Sooner or later, a patient with a deadly virus will be brought to the University of Texas Medical Branch in Galveston. What should islanders think?
First, let’s get clear about what likely would happen.
As researchers at the Galveston National Laboratory like to say, it’s not going to be news when Ebola arrives on the island. That was news 10 years ago, when the lab opened on the campus of the medical branch. The Ebola virus and many other deadly pathogens have been under study here as a matter of routine. There have been no infections.
To get certified for this kind of research, the national lab had to have provisions for a worst-case scenario. What if researchers were infected? Provisions have been in place for years for providing care for occupational cases.
You can’t really provide care in the kind of protective space suits that researchers wear. How would you do it?
You would limit access to a few doctors and nurses to minimize the risk of spreading the disease. Those caregivers would have impermeable suits with gloves and masks that are tight fitting. The care would be provided in secure, isolated spaces.
The medical branch has space available for those occupational cases — and it has five other rooms in another building available for clinical cases.
Those rooms are sealed off and were designed for cases where the risk of contagion is extremely high.

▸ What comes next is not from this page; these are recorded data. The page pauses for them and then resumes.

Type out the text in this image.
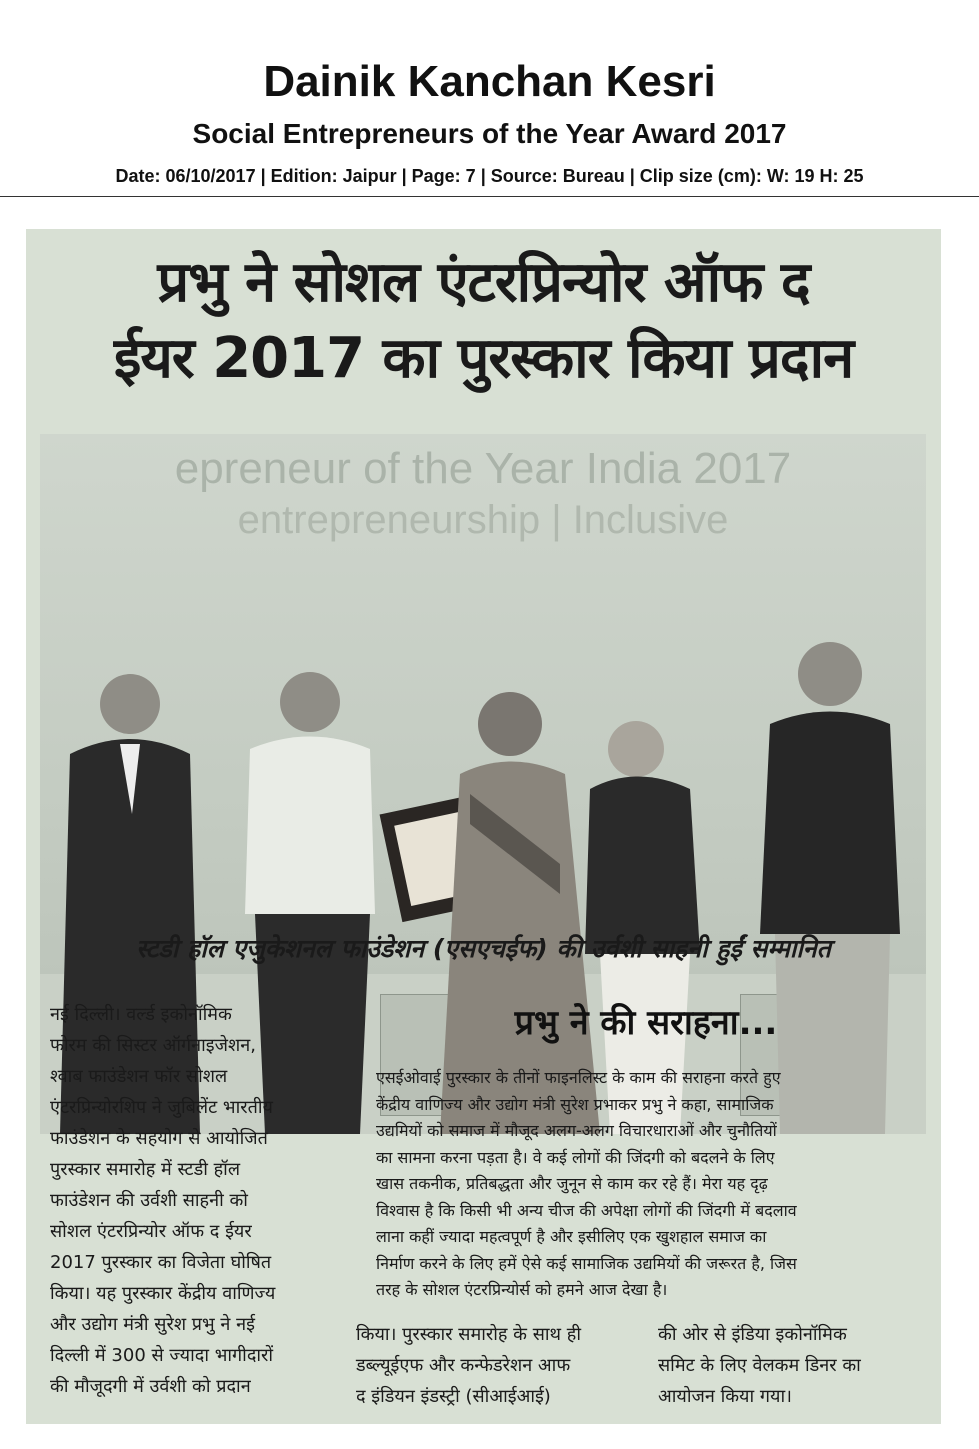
Dainik Kanchan Kesri
Social Entrepreneurs of the Year Award 2017
Date: 06/10/2017 | Edition: Jaipur | Page: 7 | Source: Bureau | Clip size (cm): W: 19 H: 25
प्रभु ने सोशल एंटरप्रिन्योर ऑफ द
ईयर 2017 का पुरस्कार किया प्रदान
epreneur of the Year India 2017
entrepreneurship | Inclusive
स्टडी हॉल एजुकेशनल फाउंडेशन (एसएचईफ) की उर्वशी साहनी हुईं सम्मानित
नई दिल्ली। वर्ल्ड इकोनॉमिक
फोरम की सिस्टर ऑर्गनाइजेशन,
श्वाब फाउंडेशन फॉर सोशल
एंटरप्रिन्योरशिप ने जुबिलेंट भारतीय
फाउंडेशन के सहयोग से आयोजित
पुरस्कार समारोह में स्टडी हॉल
फाउंडेशन की उर्वशी साहनी को
सोशल एंटरप्रिन्योर ऑफ द ईयर
2017 पुरस्कार का विजेता घोषित
किया। यह पुरस्कार केंद्रीय वाणिज्य
और उद्योग मंत्री सुरेश प्रभु ने नई
दिल्ली में 300 से ज्यादा भागीदारों
की मौजूदगी में उर्वशी को प्रदान
प्रभु ने की सराहना...
एसईओवाई पुरस्कार के तीनों फाइनलिस्ट के काम की सराहना करते हुए
केंद्रीय वाणिज्य और उद्योग मंत्री सुरेश प्रभाकर प्रभु ने कहा, सामाजिक
उद्यमियों को समाज में मौजूद अलग-अलग विचारधाराओं और चुनौतियों
का सामना करना पड़ता है। वे कई लोगों की जिंदगी को बदलने के लिए
खास तकनीक, प्रतिबद्धता और जुनून से काम कर रहे हैं। मेरा यह दृढ़
विश्वास है कि किसी भी अन्य चीज की अपेक्षा लोगों की जिंदगी में बदलाव
लाना कहीं ज्यादा महत्वपूर्ण है और इसीलिए एक खुशहाल समाज का
निर्माण करने के लिए हमें ऐसे कई सामाजिक उद्यमियों की जरूरत है, जिस
तरह के सोशल एंटरप्रिन्योर्स को हमने आज देखा है।
किया। पुरस्कार समारोह के साथ ही
डब्ल्यूईएफ और कन्फेडरेशन आफ
द इंडियन इंडस्ट्री (सीआईआई)
की ओर से इंडिया इकोनॉमिक
समिट के लिए वेलकम डिनर का
आयोजन किया गया।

The most valuable part of this infrastructure is the human infrastructure.
The campus is the home of the National Biocontainment Training Center. People across the nation come the island to learn the protocols and procedures. This is the place that trains the trainers.
On Friday, there were no plans to bring Ebola patients to the University of Texas Medical Branch. But if the folks at the medical branch had to provide care, they could. And those of us who are their neighbors could be confident that the disease would be contained.
Consider the alternative. What would happen if a person with such a disease showed up at a community hospital in rural Texas and stayed there?
The person might be cared for by good-hearted but ill-prepared people. Health care workers might get infected, and the disease might spread, just as Ebola spread in West Africa.
What’s to stop that from happening in Texas?
The best defense is to get infected people to places like the University of Texas Medical Branch — places that have folks with the expertise to do the job.
The rest of us ought to support them and let them do their jobs.